Увы! К чему мне отныне все эти запоздалые предосторожности! Поздно прокладывать себе путь, когда оказался на дне пропасти, и предотвращать беды, когда они уже тебя сокрушили. Ах, бедная я, бедная! Мне ли говорить о счастье? Да и место ли счастью там, где царят угрызения совести и стыд? Господи! Как ужасно, когда преступление нестерпимо, но раскаяться в нем ты не можешь, — тебя обступают бесчисленные страхи, тысячи напрасных надежд тебя обольщают, а ты не находишь покоя даже в жутком спокойствии отчаяния! Отныне предаюсь во власть судьбы. Тут уже не имеют значения ни сила духа, ни добродетель, а только лишь счастливый случай и благоразумие. Дело не в том, чтобы погасить любовь мою, которой суждено длиться всю жизнь, а в том, чтобы сделать ее невинной или же умереть грешницей. Обдумай, друг мой, все это и реши, можешь ли ты ввериться моей ревностной заботе?
ПИСЬМО L
От Юлии
Вчера, когда мы расставались, мне нисколько не хотелось говорить с вами о причинах уныния, за которое вы меня укоряли: вы были бы не в состоянии понять меня. Терпеть не могу объяснения, но должна объясниться: раз обещала, то исполню обещанное.
Не знаю, помните ли вы, сколько нелепостей наговорили мне в тот вечер и как притом вели себя? Лучше было бы навсегда забыть все во имя вашей чести и ради собственного покоя. К несчастью, негодование мое так велико, что забыть трудно. Подобные выражения порою резали мой слух, когда мне случалось проходить мимо порта; но я никак не думала, что они могут слететь с уст человека порядочного. Во всяком случае, глубоко уверена, что им не место в любовном словаре.

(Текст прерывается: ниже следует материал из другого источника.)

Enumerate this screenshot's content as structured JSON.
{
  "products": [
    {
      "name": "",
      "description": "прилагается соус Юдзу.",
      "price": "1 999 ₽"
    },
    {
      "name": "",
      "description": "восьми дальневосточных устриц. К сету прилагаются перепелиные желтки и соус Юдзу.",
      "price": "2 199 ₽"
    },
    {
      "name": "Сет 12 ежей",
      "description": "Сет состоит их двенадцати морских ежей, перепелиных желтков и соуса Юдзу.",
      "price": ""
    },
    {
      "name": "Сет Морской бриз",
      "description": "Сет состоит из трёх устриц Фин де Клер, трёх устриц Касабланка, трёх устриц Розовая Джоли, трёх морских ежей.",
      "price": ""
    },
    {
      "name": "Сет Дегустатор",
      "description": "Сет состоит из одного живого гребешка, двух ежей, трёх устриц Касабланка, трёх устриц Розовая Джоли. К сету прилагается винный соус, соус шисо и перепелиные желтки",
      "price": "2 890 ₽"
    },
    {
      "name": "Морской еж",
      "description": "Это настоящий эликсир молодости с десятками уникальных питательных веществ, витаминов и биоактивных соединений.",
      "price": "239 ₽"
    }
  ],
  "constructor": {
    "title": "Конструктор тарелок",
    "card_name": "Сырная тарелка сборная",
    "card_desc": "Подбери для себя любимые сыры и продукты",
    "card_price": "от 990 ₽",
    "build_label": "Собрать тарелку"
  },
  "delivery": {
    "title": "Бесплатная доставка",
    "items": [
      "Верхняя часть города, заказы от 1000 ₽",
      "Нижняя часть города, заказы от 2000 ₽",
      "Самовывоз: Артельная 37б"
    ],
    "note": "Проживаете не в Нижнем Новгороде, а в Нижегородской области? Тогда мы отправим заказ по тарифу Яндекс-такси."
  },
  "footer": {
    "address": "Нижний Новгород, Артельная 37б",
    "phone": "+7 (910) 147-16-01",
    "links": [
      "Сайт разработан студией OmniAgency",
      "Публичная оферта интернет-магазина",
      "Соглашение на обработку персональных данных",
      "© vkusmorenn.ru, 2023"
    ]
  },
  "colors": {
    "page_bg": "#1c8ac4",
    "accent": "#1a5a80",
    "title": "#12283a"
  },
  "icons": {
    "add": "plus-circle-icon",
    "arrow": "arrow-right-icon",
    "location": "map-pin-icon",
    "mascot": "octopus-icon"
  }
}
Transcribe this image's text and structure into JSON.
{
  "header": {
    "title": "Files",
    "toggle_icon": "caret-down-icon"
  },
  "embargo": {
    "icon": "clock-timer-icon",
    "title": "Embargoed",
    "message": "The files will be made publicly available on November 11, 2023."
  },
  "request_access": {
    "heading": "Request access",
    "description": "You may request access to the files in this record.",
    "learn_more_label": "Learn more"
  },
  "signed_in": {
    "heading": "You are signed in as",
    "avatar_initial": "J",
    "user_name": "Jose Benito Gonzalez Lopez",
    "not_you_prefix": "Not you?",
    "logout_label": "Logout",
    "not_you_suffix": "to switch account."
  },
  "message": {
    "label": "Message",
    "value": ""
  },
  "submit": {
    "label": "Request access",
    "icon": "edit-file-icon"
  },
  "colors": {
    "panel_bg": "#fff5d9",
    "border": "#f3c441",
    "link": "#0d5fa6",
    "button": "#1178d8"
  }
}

Мне и в голову не могло прийти, что они прозвучат в нашем с вами разговоре. О господи! Что же это у вас за любовь, если она так приправляет свои радости? Правда, вы вышли из-за стола после долгих возлияний, а я вижу, что в наших краях этим обстоятельством приходится оправдывать многие проявления необузданности, — только потому я и объясняюсь с вами. Знайте: если б вы в трезвом состоянии попытались так обойтись со мною наедине, наша встреча была бы последней.
Но вот что меня тревожит: ведь в поведении подвыпившего человека порою обнаруживается то, что обычно он таит в глубине души. Неужели в невменяемом состоянии, когда человек уже не притворяется, вы проявили свою истинную суть? Как же мне быть, если вы трезвый думаете так, как говорили вчера вечером? Чем переносить подобные оскорбления, не лучше ли загасить огонь, порождающий грубые желания, и потерять того, кто, не умея чтить свою возлюбленную, мало заслуживает и ее уважения. Скажите же, — ведь вы так цените благородные чувства, — неужели вы впали в столь жестокое заблуждение и решили, что в счастливой любви ненадобно щадить стыдливость и что нет нужды уважать возлюбленную, раз уже нечего опасаться ее строгости?